Every company should, from time to time, run mental health assessments both on individual staff and the company as whole. Thing is, knowing you should do something and actually doing it are two very different things. Aside from the fact that mental health can be tough subject to broach, some companies might feel they simply don’t have the resources to do a thorough mental health assessment.
One thing that might make things a little easier is technology. After all, it already plays a significant role in measuring physical health in the workplace. There are also a number of new tracking technologies that aim to use physical symptoms and user input to measure individual mental health.
But does that mean it should be rolled out in the workplace?
In the consumer space, recent years have seen the launch of several wearables aimed at tracking mental health.
The Altruis X, for instance, is a wrist-mounted wearable that combines physical readings such as your heart rate, perspiration, respiration, and temperature with contextual data from your smartphone to give you information about your mental health.
Insights from the wearable might include things like:
- “According to your data, you sleep 39% better when you don’t check your emails after 7pm.”
- “Did you know that on the days you meditate first thing in the morning, you spend an average of 23% less time on your phone, and are 17% more physically active?”
- “We’ve noticed that when you listen to jazz music on your commute home, you report feeling 35% less stressed at the end of the day.”
- “According to your data, the optimal time for you to meditate is between 3 and 4:30pm. You reach stillness 3.4x as quickly, and report feeling ‘calm’ 2.1x more often.”
- “Did you know that on the days you see your Dad, you report feeling 33% less stressed and 12% more creative?”
Providing such a device to your workers would certainly signal that you care about their mental health.
It may also make your staff more aware of their own mental health, which is good. Try and implement it by force though and you risk breaching a slew of personal privacy regulations.
One possible way to gain insights is to allow for self-reporting, but taking that approach doesn’t guarantee you’ll get an accurate gauge of mental health within the company as a whole.
The Big Picture
When it comes to getting an overview of mental health within the company, you can go with anonymous online surveys, although the time they take means you can only realistically push out a few every year.
Moreover, it takes time to sift through the data and figure out how to take action based on it.

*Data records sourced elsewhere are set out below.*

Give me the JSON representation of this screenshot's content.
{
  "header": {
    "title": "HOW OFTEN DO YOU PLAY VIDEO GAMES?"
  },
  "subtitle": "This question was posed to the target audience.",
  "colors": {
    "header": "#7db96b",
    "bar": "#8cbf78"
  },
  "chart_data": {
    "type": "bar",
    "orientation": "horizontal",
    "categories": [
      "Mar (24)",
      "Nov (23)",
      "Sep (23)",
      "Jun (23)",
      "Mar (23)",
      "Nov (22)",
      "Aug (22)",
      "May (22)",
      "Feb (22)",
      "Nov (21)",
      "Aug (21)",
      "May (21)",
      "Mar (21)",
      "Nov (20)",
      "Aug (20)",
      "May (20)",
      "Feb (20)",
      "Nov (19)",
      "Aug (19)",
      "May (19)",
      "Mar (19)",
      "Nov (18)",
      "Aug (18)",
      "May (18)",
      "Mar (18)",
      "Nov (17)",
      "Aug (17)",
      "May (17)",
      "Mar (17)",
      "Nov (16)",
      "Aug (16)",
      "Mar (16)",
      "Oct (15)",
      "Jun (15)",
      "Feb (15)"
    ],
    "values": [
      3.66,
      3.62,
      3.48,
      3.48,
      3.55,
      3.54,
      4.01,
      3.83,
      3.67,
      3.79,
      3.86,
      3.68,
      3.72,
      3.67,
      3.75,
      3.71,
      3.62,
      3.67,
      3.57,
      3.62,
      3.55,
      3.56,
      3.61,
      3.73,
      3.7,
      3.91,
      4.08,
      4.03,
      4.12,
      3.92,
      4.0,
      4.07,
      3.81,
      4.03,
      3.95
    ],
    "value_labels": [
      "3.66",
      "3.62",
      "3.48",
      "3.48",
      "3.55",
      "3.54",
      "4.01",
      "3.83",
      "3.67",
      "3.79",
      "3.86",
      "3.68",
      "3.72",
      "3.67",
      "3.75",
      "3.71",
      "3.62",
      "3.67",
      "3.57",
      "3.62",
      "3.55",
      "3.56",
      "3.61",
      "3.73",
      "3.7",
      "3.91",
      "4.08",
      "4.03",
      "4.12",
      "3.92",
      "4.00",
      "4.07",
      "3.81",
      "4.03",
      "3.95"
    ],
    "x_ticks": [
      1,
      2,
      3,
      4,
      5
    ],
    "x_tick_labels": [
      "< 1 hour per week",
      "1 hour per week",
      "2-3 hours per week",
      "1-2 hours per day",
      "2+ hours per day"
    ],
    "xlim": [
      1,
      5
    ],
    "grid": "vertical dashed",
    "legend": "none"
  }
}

If you want something more immediate, then something like the cloud-connected device created by Celpax might be more up your street.
Rather than asking a series of questions, the device simply requires workers to press either a red button (for unhappy) or a green button (for happy). An online dashboard then gives you the results.
Using the results, you can go in and fix what makes employees press red.
The appeal of something like the Celpax device is that you can install multiple devices in different parts of the company.
That allows you to drill down on where the biggest unhappiness is in the company.
Thing is, it’s still down to you to drill down and find out what the actual problem is.
The role of tech
And that’s pretty much the bottom-line when it comes to using technology to assess mental health in the workplace. It can point you in a direction, but it can’t tell you anything exacting about individual employees or the company as a whole.
When it does come time to bring in human help though, you’re a lot less likely to be stumbling around blind.